Sans nouvel emploi, que se passe-t-il avec les avoirs de libre passage?

Si l’on interrompt son travail pour une période prolongée afin d’effectuer une formation continue, un voyage autour du monde ou s’occuper de son enfant et que l’on ne verse pas son avoir de libre passage dans une nouvelle caisse de pension, l’avoir doit être transféré auprès d’une institution de libre passage. Ceci est également valable en cas de chômage. L’avoir est placé sur un compte, un dépôt ou une police de libre passage jusqu’au moment où la personne retrouve un emploi.

Les avoirs de libre passage peuvent être retirés, à de rares exceptions près, jusqu’à cinq au plus tôt avant d’atteindre l’âge de l’AVS. Important : après la fin du dernier rapport de travail, on reste assuré pour l’invalidité et le décès auprès de la caisse de pension actuelle durant un mois sans cotiser. Si l’assuré devient invalide au cours de ces 30 jours, il reçoit une rente d’invalidité de la caisse de pension actuelle.

Auprès de quelques caisses de pension, le risque d’invalidité et de décès peut continuer à être couvert pour un temps limité et il est aussi possible de continuer à épargner partiellement pour sa vieillesse. Si la caisse de pension n’offre pas cette possibilité, il est recommandé de s’assurer autrement. Si l’on tombe gravement malade au cours d’une interruption de travail prolongée, les conséquences financières sont alors au moins couvertes.

Que se passe-t-il en cas de chômage?

Le délai prolongé de couverture, de 30 jours actuellement, prévaut aussi pour les assurés qui perdent leur emploi. Ensuite, les personnes sans emploi sont assurées obligatoirement auprès de l’institution supplétive LPP, toutefois seulement pour les risques d’invalidité et de décès, et seulement si elles perçoivent des indemnités journalières de la caisse de chômage et que leur salaire journalier est d’au moins 81,20 francs (état : 2017).

En plus de la couverture du risque, si la personne souhaite continuer à cotiser dans sa prévoyance vieillesse, elle peut le faire via l’institution supplétive sur une base volontaire. Il est aussi possible que la caisse de pension actuelle offre cette éventualité. Les cotisations doivent être payées de leur poche.

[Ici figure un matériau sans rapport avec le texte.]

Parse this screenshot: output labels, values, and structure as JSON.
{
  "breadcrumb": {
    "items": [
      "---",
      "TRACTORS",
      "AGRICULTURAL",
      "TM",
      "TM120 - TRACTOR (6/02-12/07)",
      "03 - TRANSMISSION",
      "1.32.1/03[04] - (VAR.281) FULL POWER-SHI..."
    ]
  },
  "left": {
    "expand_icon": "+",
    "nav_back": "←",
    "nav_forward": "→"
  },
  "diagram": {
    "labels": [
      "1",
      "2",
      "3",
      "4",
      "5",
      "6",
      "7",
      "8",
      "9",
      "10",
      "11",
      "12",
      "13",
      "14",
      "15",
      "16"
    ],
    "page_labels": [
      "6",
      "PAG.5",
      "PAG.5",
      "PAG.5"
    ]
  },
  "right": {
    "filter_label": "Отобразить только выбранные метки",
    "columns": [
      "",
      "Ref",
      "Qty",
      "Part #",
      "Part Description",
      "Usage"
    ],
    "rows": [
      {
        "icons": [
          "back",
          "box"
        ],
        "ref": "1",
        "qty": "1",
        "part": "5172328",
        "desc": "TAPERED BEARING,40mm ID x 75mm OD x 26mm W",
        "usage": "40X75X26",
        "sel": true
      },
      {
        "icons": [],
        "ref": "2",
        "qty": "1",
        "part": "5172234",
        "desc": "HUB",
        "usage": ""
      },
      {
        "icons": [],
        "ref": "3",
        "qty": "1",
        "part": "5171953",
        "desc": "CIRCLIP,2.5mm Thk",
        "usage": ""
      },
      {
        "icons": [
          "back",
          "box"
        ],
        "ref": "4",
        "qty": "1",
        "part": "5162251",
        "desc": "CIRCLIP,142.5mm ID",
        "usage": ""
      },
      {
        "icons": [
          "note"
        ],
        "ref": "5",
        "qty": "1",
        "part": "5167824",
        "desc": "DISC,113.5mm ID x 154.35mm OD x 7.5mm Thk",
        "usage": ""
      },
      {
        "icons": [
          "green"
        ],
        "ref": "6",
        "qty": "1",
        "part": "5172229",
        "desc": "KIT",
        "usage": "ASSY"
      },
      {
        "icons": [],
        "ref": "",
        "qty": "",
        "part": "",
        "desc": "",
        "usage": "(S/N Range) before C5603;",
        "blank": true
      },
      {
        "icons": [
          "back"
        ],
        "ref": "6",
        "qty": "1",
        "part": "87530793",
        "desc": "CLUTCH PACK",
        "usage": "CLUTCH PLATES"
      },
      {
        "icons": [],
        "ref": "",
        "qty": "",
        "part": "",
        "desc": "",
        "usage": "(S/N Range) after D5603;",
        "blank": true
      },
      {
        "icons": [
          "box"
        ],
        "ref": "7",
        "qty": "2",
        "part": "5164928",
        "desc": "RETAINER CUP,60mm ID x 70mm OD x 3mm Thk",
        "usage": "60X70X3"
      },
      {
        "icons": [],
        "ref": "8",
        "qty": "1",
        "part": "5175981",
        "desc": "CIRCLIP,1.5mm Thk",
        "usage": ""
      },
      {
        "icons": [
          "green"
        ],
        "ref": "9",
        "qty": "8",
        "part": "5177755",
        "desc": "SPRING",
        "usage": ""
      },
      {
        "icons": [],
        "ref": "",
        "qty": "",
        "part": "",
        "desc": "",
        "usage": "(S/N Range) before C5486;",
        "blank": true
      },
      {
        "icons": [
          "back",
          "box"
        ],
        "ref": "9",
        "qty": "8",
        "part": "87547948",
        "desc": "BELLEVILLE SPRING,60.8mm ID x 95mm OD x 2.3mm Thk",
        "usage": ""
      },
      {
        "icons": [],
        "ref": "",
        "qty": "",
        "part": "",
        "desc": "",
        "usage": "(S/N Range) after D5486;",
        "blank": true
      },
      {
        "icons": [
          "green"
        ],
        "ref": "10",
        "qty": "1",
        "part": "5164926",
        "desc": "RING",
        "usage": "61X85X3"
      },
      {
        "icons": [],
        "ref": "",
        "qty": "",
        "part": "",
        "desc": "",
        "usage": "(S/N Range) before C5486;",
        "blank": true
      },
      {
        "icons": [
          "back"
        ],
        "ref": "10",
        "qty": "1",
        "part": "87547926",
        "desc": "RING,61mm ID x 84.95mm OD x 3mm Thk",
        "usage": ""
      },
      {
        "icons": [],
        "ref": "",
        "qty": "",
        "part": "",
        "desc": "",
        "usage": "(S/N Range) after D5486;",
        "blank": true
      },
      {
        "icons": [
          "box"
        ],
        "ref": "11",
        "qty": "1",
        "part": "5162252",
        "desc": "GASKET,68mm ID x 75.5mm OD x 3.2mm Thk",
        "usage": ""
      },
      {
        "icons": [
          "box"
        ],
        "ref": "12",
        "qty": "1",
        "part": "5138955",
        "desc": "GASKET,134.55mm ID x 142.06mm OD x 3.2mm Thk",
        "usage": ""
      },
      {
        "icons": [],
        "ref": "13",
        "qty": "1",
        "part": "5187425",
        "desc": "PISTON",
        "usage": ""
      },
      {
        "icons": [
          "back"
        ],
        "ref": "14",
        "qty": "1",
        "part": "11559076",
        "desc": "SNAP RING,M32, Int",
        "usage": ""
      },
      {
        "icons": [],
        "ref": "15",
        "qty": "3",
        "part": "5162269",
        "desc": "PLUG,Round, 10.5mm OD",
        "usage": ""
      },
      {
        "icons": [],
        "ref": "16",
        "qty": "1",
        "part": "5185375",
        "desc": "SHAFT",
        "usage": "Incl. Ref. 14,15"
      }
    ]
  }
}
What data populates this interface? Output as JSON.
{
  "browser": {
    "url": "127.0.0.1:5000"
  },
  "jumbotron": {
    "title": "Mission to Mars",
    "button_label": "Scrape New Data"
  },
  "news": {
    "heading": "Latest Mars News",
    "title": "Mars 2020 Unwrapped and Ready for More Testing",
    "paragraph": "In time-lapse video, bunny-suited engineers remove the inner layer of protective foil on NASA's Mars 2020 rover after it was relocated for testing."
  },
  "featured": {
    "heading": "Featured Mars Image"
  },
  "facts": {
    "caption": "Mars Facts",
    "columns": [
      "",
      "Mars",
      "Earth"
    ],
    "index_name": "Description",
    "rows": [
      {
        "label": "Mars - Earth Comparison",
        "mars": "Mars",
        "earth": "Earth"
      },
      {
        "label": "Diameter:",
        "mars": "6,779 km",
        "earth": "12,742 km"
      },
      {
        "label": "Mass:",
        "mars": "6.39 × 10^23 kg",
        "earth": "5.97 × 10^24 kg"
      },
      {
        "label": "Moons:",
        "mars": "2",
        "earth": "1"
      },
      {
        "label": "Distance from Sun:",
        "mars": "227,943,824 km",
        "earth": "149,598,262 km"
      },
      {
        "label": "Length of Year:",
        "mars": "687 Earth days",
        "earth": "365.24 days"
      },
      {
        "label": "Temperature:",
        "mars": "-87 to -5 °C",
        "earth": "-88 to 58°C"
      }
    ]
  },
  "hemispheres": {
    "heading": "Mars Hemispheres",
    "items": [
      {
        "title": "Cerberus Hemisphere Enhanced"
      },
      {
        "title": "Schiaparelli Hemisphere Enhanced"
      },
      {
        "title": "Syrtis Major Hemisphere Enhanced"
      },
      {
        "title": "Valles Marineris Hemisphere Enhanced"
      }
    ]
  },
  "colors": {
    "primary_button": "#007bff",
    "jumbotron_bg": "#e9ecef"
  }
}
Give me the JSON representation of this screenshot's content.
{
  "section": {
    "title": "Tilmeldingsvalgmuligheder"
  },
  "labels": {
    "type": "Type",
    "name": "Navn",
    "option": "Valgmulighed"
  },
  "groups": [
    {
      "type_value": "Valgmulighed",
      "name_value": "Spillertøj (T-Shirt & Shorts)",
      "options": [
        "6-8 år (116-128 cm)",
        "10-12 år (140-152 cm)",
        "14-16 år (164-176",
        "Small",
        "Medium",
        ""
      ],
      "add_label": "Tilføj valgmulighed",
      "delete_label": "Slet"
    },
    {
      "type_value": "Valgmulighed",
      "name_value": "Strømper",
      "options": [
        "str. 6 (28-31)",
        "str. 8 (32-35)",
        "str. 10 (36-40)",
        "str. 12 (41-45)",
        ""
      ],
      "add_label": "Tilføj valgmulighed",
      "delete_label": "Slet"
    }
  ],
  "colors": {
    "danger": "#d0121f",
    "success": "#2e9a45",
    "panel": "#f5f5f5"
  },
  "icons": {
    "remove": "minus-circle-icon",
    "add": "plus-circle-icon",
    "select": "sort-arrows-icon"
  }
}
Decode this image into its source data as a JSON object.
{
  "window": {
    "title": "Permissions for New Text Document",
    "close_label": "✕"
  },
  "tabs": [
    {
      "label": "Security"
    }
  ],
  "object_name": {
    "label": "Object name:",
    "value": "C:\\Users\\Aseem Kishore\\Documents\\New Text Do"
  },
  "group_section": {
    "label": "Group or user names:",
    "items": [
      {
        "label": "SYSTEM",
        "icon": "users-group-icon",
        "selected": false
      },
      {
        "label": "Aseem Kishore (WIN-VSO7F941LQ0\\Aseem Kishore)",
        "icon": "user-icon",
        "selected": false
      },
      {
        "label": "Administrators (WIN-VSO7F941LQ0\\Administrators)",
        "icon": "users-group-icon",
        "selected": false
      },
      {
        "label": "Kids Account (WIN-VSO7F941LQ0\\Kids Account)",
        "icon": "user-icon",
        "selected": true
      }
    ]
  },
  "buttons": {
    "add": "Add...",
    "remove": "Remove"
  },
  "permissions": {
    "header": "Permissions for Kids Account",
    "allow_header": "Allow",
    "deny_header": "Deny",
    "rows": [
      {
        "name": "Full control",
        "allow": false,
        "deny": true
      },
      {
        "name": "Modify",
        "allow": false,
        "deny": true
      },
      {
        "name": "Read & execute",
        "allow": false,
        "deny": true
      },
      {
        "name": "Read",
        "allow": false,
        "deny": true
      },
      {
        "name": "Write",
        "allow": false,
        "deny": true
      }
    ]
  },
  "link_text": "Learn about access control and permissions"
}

Cela peut se révéler être difficile, en particulier pour les personnes âgées sans emploi.

Les avoirs de vieillesse doivent être transférés auprès d’une institution de libre passage ou de prévoyance qui permette de continuer à cotiser pour l’épargne vieillesse. Il est recommandé de choisir la variante qui rapporte le plus d’intérêts.

Perte d’emploi peu avant la retraite

Pour de nombreuses caisses de pension, l’âge de la retraite le plus bas est de 58 ou 60 ans. Si la personne a cet âge au moment de son licenciement, elle peut choisir entre une perception anticipée des prestations de vieillesse et des prestations de libre passage si elle souhaite continuer à exercer une activité lucrative.

En cas d’anticipation de la perception des prestations de la caisse de pension, la rente sera réduite. De plus, le retrait anticipé a également pour conséquence des indemnités journalières plus basses de la part de la caisse de chômage. Si la personne retrouve un nouvel emploi, il est possible qu’elle doive s’acquitter inutilement d’impôts plus élevés parce que le revenu de l’activité lucrative et la rente sont imposables en tant que revenus. Ceci est particulièrement contrariant si l’on ne dépend pas encore de la rente sur le plan financier.

Si l’assuré opte pour la prestation de libre passage, il peut faire transférer son avoir de la caisse de pension sur un compte ou un dépôt de libre passage ou contracter une police de libre passage. Si la personne choisit cette option et ne retrouve pas de nouvel emploi, elle renonce définitivement à la possibilité de percevoir une rente de vieillesse de la caisse de pension.

La plupart des fondations de libre passage versent l’avoir uniquement sous forme de prestation unique en capital. Si une rente est proposée, les conditions sont souvent désavantageuses. En cas de transfert de l’avoir de la caisse de pension auprès d’une institution de libre passage, le retrait de l’avoir peut être reporté jusqu’à 69 ans (femmes), resp. 70 ans (hommes). Si l’on a recours à cette possibilité, il est possible d’économiser des impôts sur le revenu grâce à l’échelonnement des retraits des avoirs des deuxième et troisième piliers.

Si la prestation de libre passage est privilégiée et que l’on souhaite garder ouverte l’option de la rente, il est possible de transférer son capital à l’institution supplétive LPP ou d’acheter une rente viagère auprès d’un assureur.

L’institution supplétive propose des rentes uniquement pour l’avoir obligatoire de la caisse de pension. L’annonce doit être faite auprès de cette institution dans un délai de 30 jours depuis l’arrêt de l’activité lucrative.